Council approves slight delay in group of annexations
Whitefish City Council decided it wants to give a few property owners a bit of a tax break before their properties are brought into the city.
Council voted to move a final decision until its Dec. 5 meeting on annexing 44 properties scattered around the city so a resolution on the matter could be written to include a delay in annexation. Council said it would like those properties to not become part of the city until January 2017 and thus delay the resulting increase in property taxes until November 2018 for those land owners.
Property owners in the areas considered for annexation will typically face between a 16 and 28 percent increase in their tax bill as a result of annexation, according to the city.
Some councilors suggested the delay to “soften the impact.”
“We do look at the impacts,” said Councilor Frank Sweeney. “Our goal is not revenue — there are other reasons more important.”
Councilor Andy Feury said the city does take annexation seriously and needs to ensure that property owners who are using city services are paying for them.
“We don’t do it whimsically,” he said. “We do it in the best interest of the community.”
Feury, while he supported the annexation, was the only councilor to vote against the delay.
Many of the properties slated for annexation are located on Ramsey Avenue. The city is using the wholly surrounded method of annexation, which under state law allows the city to annex properties using the method without property owners having the right to protest when access to the properties can only be gained by crossing through the city.
Fourteen of the properties are located along Ramsey Avenue. The other properties are spread throughout the city on Jennings Avenue, Good Avenue, Tideway Drive, Baker Avenue, O’Brien Avenue, Pheasant Run, U.S. Highway 93, Colorado Avenue, Shiloh Avenue, Monegan Road, Whitefish Lookout Road, Ridge Crest Drive and a few properties located between Park Avenue and Ashar Avenue.
All of the properties being considered in total make up just under 83 acres of land.
City Manager Chuck Stearns did caution council that delaying annexation would cause the city to provide services beyond what they are already using to those areas without collecting taxes.
“They do receive a lot of city services on a daily basis [now],” he said. “We are just asking them to now pay for those services.”
During public comment, Don Kaltschmidt said he disagrees that his property on the west side of U.S. Highway 93 South across from the Don “K” automobile dealership is wholly surrounded by the city limits. Both his and his neighbor’s property border county land to the west, he noted.

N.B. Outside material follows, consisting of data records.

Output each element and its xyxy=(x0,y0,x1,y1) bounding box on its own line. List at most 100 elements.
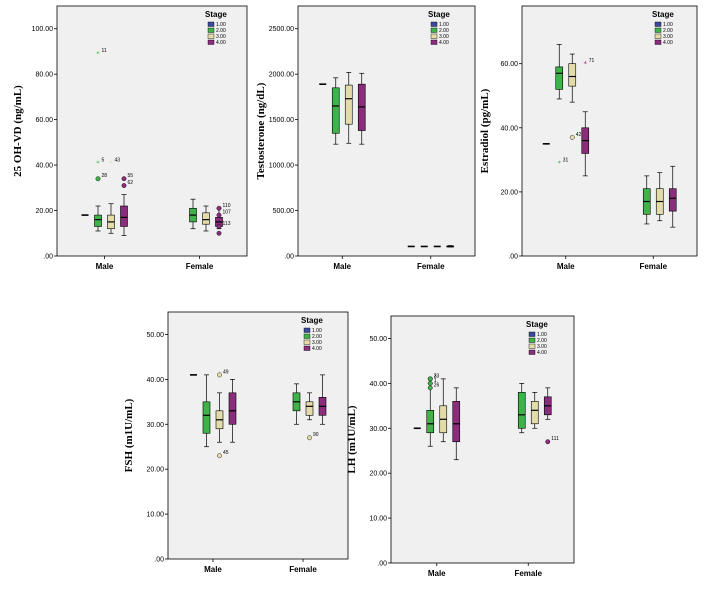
legend-label: 4.00 xyxy=(439,40,449,46)
y-axis-title: FSH (m1U/mL) xyxy=(123,398,135,472)
box-stage-4.00-male xyxy=(120,194,128,236)
chart-1: 25 OH-VD (ng/mL) .00 20.00 40.00 60.00 80.00 1… xyxy=(12,5,248,271)
y-tick-label: 20.00 xyxy=(146,467,164,474)
legend-swatch xyxy=(654,39,662,45)
x-category-label: Male xyxy=(428,569,446,578)
legend-label: 3.00 xyxy=(312,340,322,346)
legend-swatch xyxy=(207,21,215,27)
box-stage-2.00-male xyxy=(555,44,564,100)
outlier-point xyxy=(217,453,222,459)
legend-swatch xyxy=(654,33,662,39)
box-stage-3.00-female xyxy=(530,391,539,429)
y-tick-label: 40.00 xyxy=(500,125,518,132)
box-stage-4.00-male xyxy=(228,379,237,443)
legend-swatch xyxy=(430,21,438,27)
legend-swatch xyxy=(528,337,536,343)
box-stage-4.00-female xyxy=(543,387,552,420)
box-body xyxy=(228,392,237,425)
y-tick-label: 40.00 xyxy=(369,381,387,388)
legend-title: Stage xyxy=(301,316,323,325)
outlier-label: 1 xyxy=(434,378,437,384)
legend-label: 2.00 xyxy=(663,28,673,34)
outlier-point xyxy=(427,380,433,386)
outlier-star: * xyxy=(584,60,588,68)
box-body xyxy=(344,84,353,125)
box-body xyxy=(452,401,461,443)
chart-4: FSH (m1U/mL) .00 10.00 20.00 30.00 40.00 50.00… xyxy=(123,311,349,574)
box-stage-2.00-female xyxy=(189,198,197,230)
box-stage-4.00-male xyxy=(357,72,366,145)
outlier-point xyxy=(216,212,222,218)
legend-label: 1.00 xyxy=(312,328,322,334)
box-stage-3.00-male xyxy=(568,53,577,103)
legend-label: 4.00 xyxy=(537,350,547,356)
y-tick-label: 40.00 xyxy=(35,163,53,170)
legend-title: Stage xyxy=(428,10,450,19)
outlier-point xyxy=(569,135,575,140)
y-axis-title: LH (m1U/mL) xyxy=(346,405,358,473)
x-category-label: Male xyxy=(333,262,351,271)
outlier-label: 2 xyxy=(434,373,437,379)
legend-label: 2.00 xyxy=(439,28,449,34)
box-stage-3.00-male xyxy=(439,378,448,443)
outlier-point xyxy=(427,385,433,391)
y-tick-label: 20.00 xyxy=(35,208,53,215)
outlier-point xyxy=(95,176,101,182)
x-category-label: Female xyxy=(639,262,667,271)
outlier-label: 31 xyxy=(563,158,569,164)
chart-3: Estradiol (pg/mL) .00 20.00 40.00 60.00 Male F… xyxy=(479,5,698,271)
plot-area xyxy=(56,5,248,257)
outlier-point xyxy=(121,176,127,182)
legend-label: 1.00 xyxy=(216,22,226,28)
legend-swatch xyxy=(430,33,438,39)
outlier-label: 107 xyxy=(223,210,232,216)
outlier-point xyxy=(216,224,222,229)
y-tick-label: 30.00 xyxy=(369,426,387,433)
legend-swatch xyxy=(303,327,311,333)
outlier-point xyxy=(545,439,551,445)
legend-swatch xyxy=(430,39,438,45)
y-axis-title: Testosterone (ng/dL) xyxy=(255,82,267,179)
box-stage-2.00-female xyxy=(292,383,301,425)
outlier-label: 33 xyxy=(434,373,440,379)
outlier-star: * xyxy=(109,159,113,167)
outlier-label: 45 xyxy=(223,450,229,456)
outlier-point xyxy=(216,230,222,236)
box-body xyxy=(331,87,340,134)
y-axis-title: Estradiol (pg/mL) xyxy=(479,88,491,173)
box-body xyxy=(530,401,539,425)
box-body xyxy=(517,392,526,429)
box-stage-3.00-male xyxy=(344,72,353,144)
legend-swatch xyxy=(528,349,536,355)
y-tick-label: .00 xyxy=(43,254,53,261)
outlier-label: 55 xyxy=(128,173,134,179)
y-tick-label: .00 xyxy=(508,254,518,261)
box-stage-3.00-male xyxy=(107,203,115,234)
box-stage-3.00-female xyxy=(655,172,664,222)
outlier-point xyxy=(307,435,312,441)
outlier-label: 5 xyxy=(102,157,105,163)
legend-title: Stage xyxy=(652,10,674,19)
legend-label: 2.00 xyxy=(312,334,322,340)
box-stage-4.00-female xyxy=(446,245,455,248)
legend-swatch xyxy=(430,27,438,33)
box-body xyxy=(202,212,210,225)
legend-swatch xyxy=(303,339,311,345)
legend-label: 3.00 xyxy=(216,34,226,40)
outlier-point xyxy=(121,183,127,188)
plot-area xyxy=(297,5,476,257)
y-tick-label: 1000.00 xyxy=(269,163,294,170)
legend-swatch xyxy=(207,27,215,33)
y-tick-label: 20.00 xyxy=(369,471,387,478)
legend-swatch xyxy=(528,331,536,337)
box-body xyxy=(668,188,677,212)
y-tick-label: 20.00 xyxy=(500,189,518,196)
outlier-label: 11 xyxy=(102,48,107,54)
y-tick-label: .00 xyxy=(154,557,164,564)
legend-swatch xyxy=(207,33,215,39)
outlier-label: 43 xyxy=(115,157,121,163)
y-tick-label: 30.00 xyxy=(146,422,164,429)
outlier-label: 71 xyxy=(589,58,595,64)
legend-swatch xyxy=(207,39,215,45)
legend-swatch xyxy=(528,343,536,349)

He said both of the properties will eventually become part of the city as they develop, but he shouldn’t be forced to pay a $5,000 increase in taxes on largely vacant land.
“The highest and best use of the property is to come into the city because it doesn’t make sense to develop those properties in the county,” he said. “I implore you to work with your friends and neighbors on this.”
One property owner did thank the city for annexing the properties.
Angel Dominguez, who owns property in the city on Ramsey Avenue, listed a number of concerns she’s had with neighboring homes including one that has a “raw sewer smell” coming from it and another where a camper trailer was parked too close to her home for months. She said Flathead County has been unresponsive to complaints about the issue, but she feels the city would take care of it.
“You do a great job in your vision of making Whitefish a great place to live,” she said. “All I ask is that you bring Ramsey Avenue with you.”
City Council in 2014 set a priority list for properties to be considered for annexation. The city in July annexed 25 properties on West Lakeshore Drive that were second on the list and third was the areas around Ramsey Avenue along with the other wholly surrounded parcels of land scattered throughout the city.
Properties on Houston Drive remain at the top on the city’s priority list, but that annexation has been held up by litigation. Property owners in the Houston Lakeshore Tract and Stocking Addition have filed an appeal with the Montana Supreme Court claiming that a Flathead District Court erred in its decision in favor of the city saying it can annex the properties by bundling eight separate tracts using the wholly surrounded method of annexation.